Civilmente, Termos de Compromissos bilionários foram firmados pelos Ministérios Públicos (federal, estadual e do trabalho) e a Empresa. Além disso, no mínimo uma ação popular, e algumas ações civis públicas foram ajuizadas, tanto na justiça estadual quanto na federal dos estados de Minas Gerais (Belo Horizonte) e Espírito Santo (Colatina, Linhares e Vitória). Bloqueios em contas da empresa estão sendo deferidos em diversas comarcas, num flagrante imbróglio jurídico de competência que gerará muito papel e pouco resultado imediato. Discutir competência enquanto a vida de esvai num mar de lama com concentração de metais 1.300.000% acima do normal é burocratizar a efetividade do direito ambiental.
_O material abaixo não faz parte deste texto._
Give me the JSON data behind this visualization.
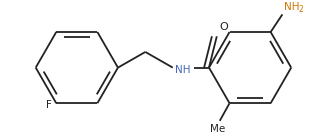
{
  "bg_color": "#ffffff",
  "line_color": "#222222",
  "label_color_NH": "#4466bb",
  "label_color_NH2": "#cc7700",
  "label_color_O": "#222222",
  "label_color_F": "#222222",
  "label_color_Me": "#222222",
  "figsize": [
    3.23,
    1.36
  ],
  "dpi": 100,
  "lw": 1.3,
  "F_label": "F",
  "NH_label": "NH",
  "O_label": "O",
  "NH2_label": "NH",
  "NH2_sub": "2",
  "Me_label": "Me"
}
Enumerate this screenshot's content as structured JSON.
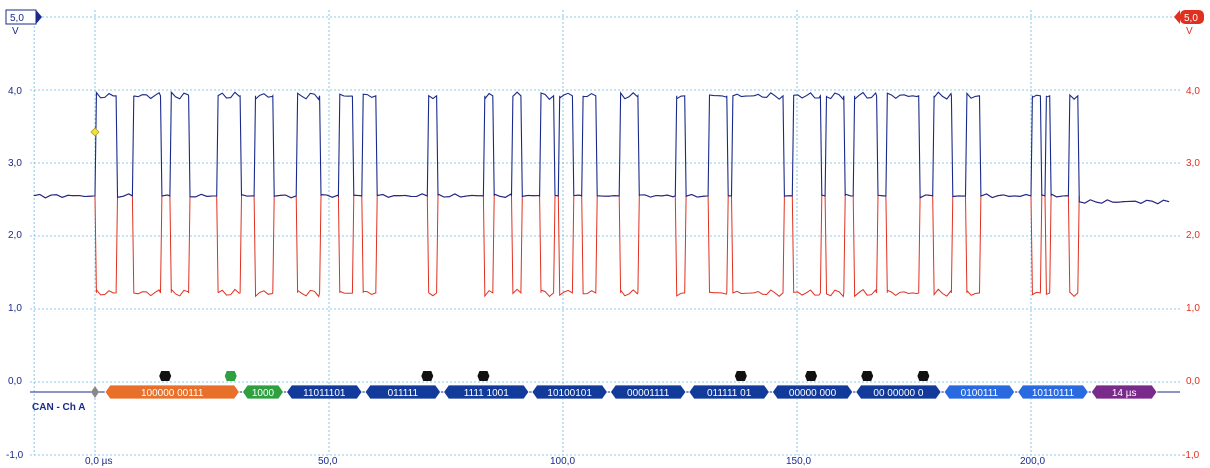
{
  "axes": {
    "left_unit": "V",
    "right_unit": "V",
    "left_max_label": "5,0",
    "right_max_label": "5,0",
    "y_ticks": [
      "4,0",
      "3,0",
      "2,0",
      "1,0",
      "0,0",
      "-1,0"
    ],
    "x_ticks": [
      "0,0 µs",
      "50,0",
      "100,0",
      "150,0",
      "200,0"
    ],
    "left_color": "#1a2a8a",
    "right_color": "#e03020"
  },
  "channel": {
    "label": "CAN - Ch A"
  },
  "chart_data": {
    "type": "line",
    "xlim": [
      -13,
      230
    ],
    "ylim": [
      -1.0,
      5.0
    ],
    "x_unit": "µs",
    "y_unit": "V",
    "series": [
      {
        "color": "#1a2a8a",
        "low": 2.55,
        "high": 3.92,
        "bits_dominant": [
          [
            0,
            4.5
          ],
          [
            8,
            14
          ],
          [
            16,
            20
          ],
          [
            26,
            31
          ],
          [
            34,
            38
          ],
          [
            43,
            48
          ],
          [
            52,
            55
          ],
          [
            57,
            60
          ],
          [
            71,
            73
          ],
          [
            83,
            85
          ],
          [
            89,
            91
          ],
          [
            95,
            98
          ],
          [
            99,
            102
          ],
          [
            104,
            107
          ],
          [
            112,
            116
          ],
          [
            124,
            126
          ],
          [
            131,
            135
          ],
          [
            136,
            147
          ],
          [
            149,
            155
          ],
          [
            156,
            160
          ],
          [
            162,
            167
          ],
          [
            169,
            176
          ],
          [
            179,
            183
          ],
          [
            186,
            189
          ],
          [
            200,
            202
          ],
          [
            203,
            204
          ],
          [
            208,
            210
          ]
        ]
      },
      {
        "color": "#e03020",
        "low": 1.22,
        "high": 2.55
      }
    ],
    "protocol_decode": [
      {
        "label": "100000  00111",
        "color": "#e8702a"
      },
      {
        "label": "1000",
        "color": "#2fa040"
      },
      {
        "label": "11011101",
        "color": "#123a9a"
      },
      {
        "label": "011111",
        "color": "#123a9a"
      },
      {
        "label": "1111  1001",
        "color": "#123a9a"
      },
      {
        "label": "10100101",
        "color": "#123a9a"
      },
      {
        "label": "00001111",
        "color": "#123a9a"
      },
      {
        "label": "011111  01",
        "color": "#123a9a"
      },
      {
        "label": "00000  000",
        "color": "#123a9a"
      },
      {
        "label": "00  00000  0",
        "color": "#123a9a"
      },
      {
        "label": "0100111",
        "color": "#2a6ae0"
      },
      {
        "label": "10110111",
        "color": "#2a6ae0"
      },
      {
        "label": "14 µs",
        "color": "#7a2a8a"
      }
    ],
    "markers": {
      "black": [
        15,
        71,
        83,
        138,
        153,
        165,
        177
      ],
      "green": [
        29
      ]
    }
  }
}
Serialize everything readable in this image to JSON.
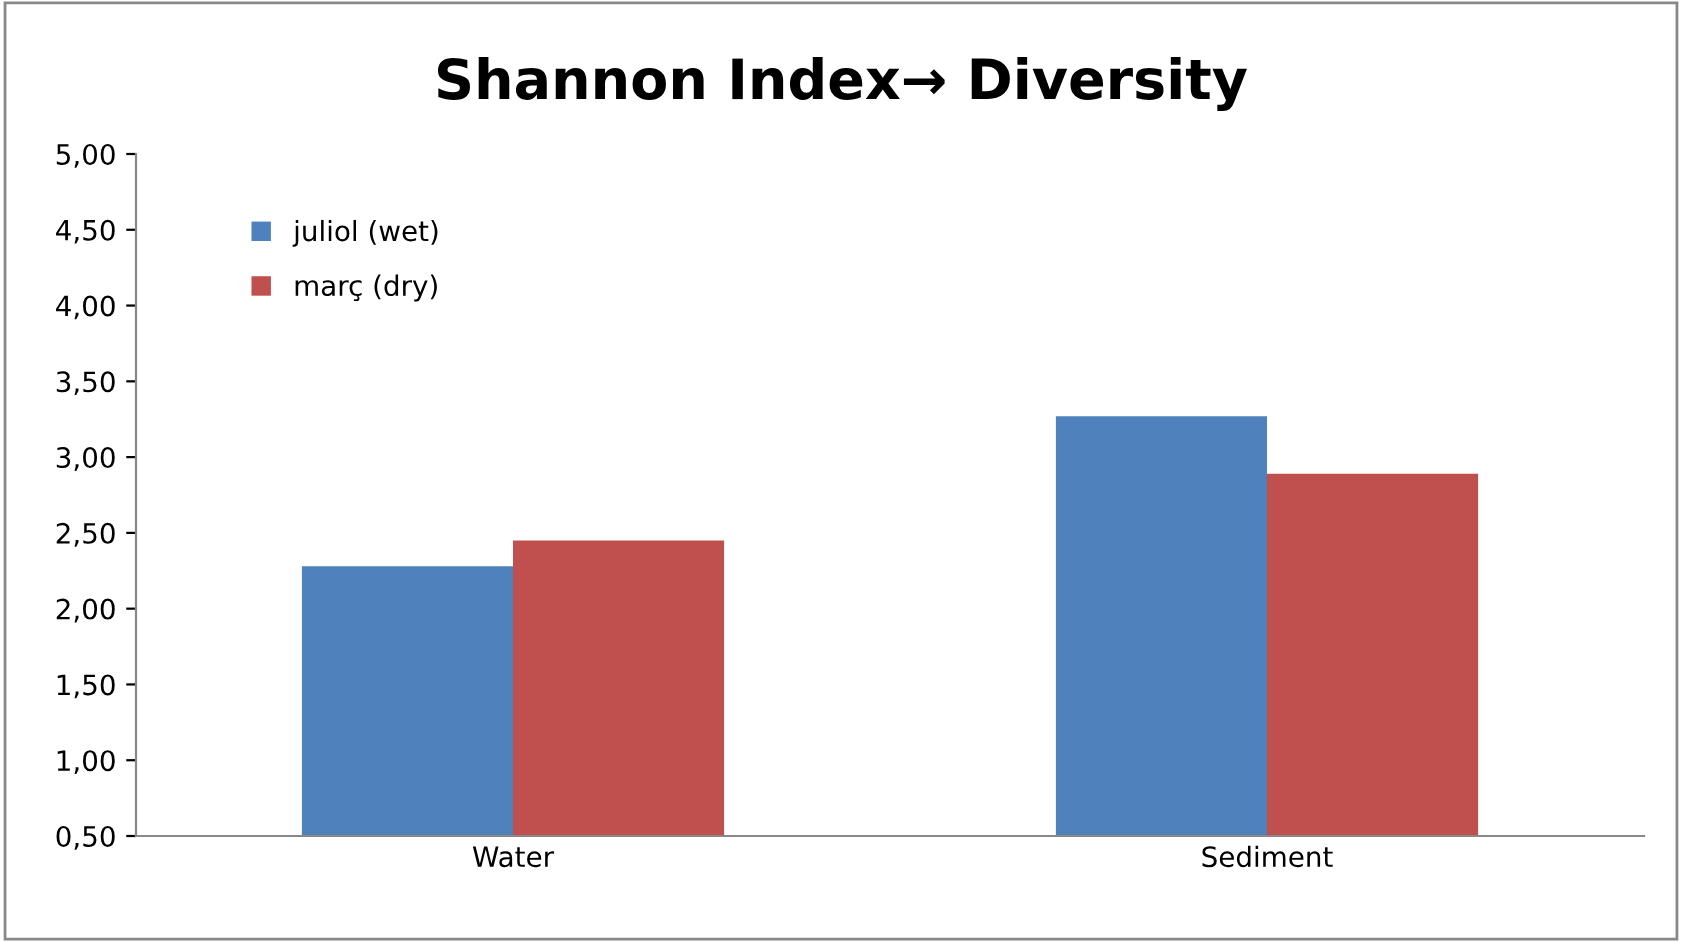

A resposta jurídica mais interessante decorre da análise de duas decisões, uma da Justiça Federal do Espírito Santo de 19/NOV/15 que determinou à Samarco que em 24 horas impedisse a lama tóxica de chegar ao mar capixaba, sob pena de multa de R$ 10 milhões por dia não cumprido. Já a Justiça Estadual de Linhares, no dia 20/NOV/15 determinou aumento da abertura da foz do Rio Doce ao mar.

Ainda na seara Civil Ambiental, além de acionista da Samarco, a Mineradora Vale depositava seus rejeitos na barragem que rompeu, motivo pelo qual também é responsável direta pelo ocorrido. Sabe-se que a responsabilidade ambiental é solidária e objetiva, bem como aplicável a Teoria do Risco Integral (que não admite excludentes). A CF/88 preceitua: “aquele que explorar recursos minerais fica obrigado a recuperar o meio ambiente degradado, de acordo com solução técnica exigida pelo órgão público competente, na forma da lei”. São cerca de 55 milhões de metros cúbicos de rejeito tóxico de mineração, o suficiente para encher 22 mil piscinas olímpicas que mataram, destruíram e ainda destruirão por muitos anos.

A ausência de um plano eficaz de contingências é flagrante. Riscos ambientais exigem plano de emergências compatíveis, e os fatos demonstram o contrário. Não está afastada a responsabilidade por omissão dos órgãos fiscalizadores e o evento não pode ser tratado como acidente ou desastre natural. A intervenção humana foi decisiva.

Criminalmente, a omissão estatal é injustificável. Pessoas morreram e ninguém foi preso. O Direito Penal Ambiental vigora no Brasil, mas a 4ª Câmara Cível do Tribunal de Justiça do Espírito Santo, concedeu Habeas Corpus preventivo ao diretor-presidente da Samarco Mineração, Ricardo Vescovi de Aragão, que entrou com o pedido após o juiz da 1ª Vara de Colatina/ES determinar uma série de medidas à empresa, destacando que um possível descumprimento da liminar implicaria na prisão em flagrante do diretor-geral da Samarco, por crime de desobediência ou prevaricação.

A legislação ambiental brasileira, tão elogiada por tantos, demonstrou carências para tratar de danos emergenciais e desastres ambientais significativos. Obrigações para impor a recuperação imediata do ambiente, o ressarcimento moral e patrimonial presumido das famílias e a privação de liberdade dos responsáveis são medidas que já deveriam ter sido implementadas. Aos órgãos ambientais de todo o Brasil, resta perceber que a tragédia pode ocorrer a qualquer momento inadvertidamente, motivo pelo qual a exigência de planos de contingência compatíveis com a dimensão dos possíveis estrago são inegociáveis. À sociedade, deve ser ambientalmente educada a ponto de compreender que a prevenção ainda é a melhor forma de desenvolvimento.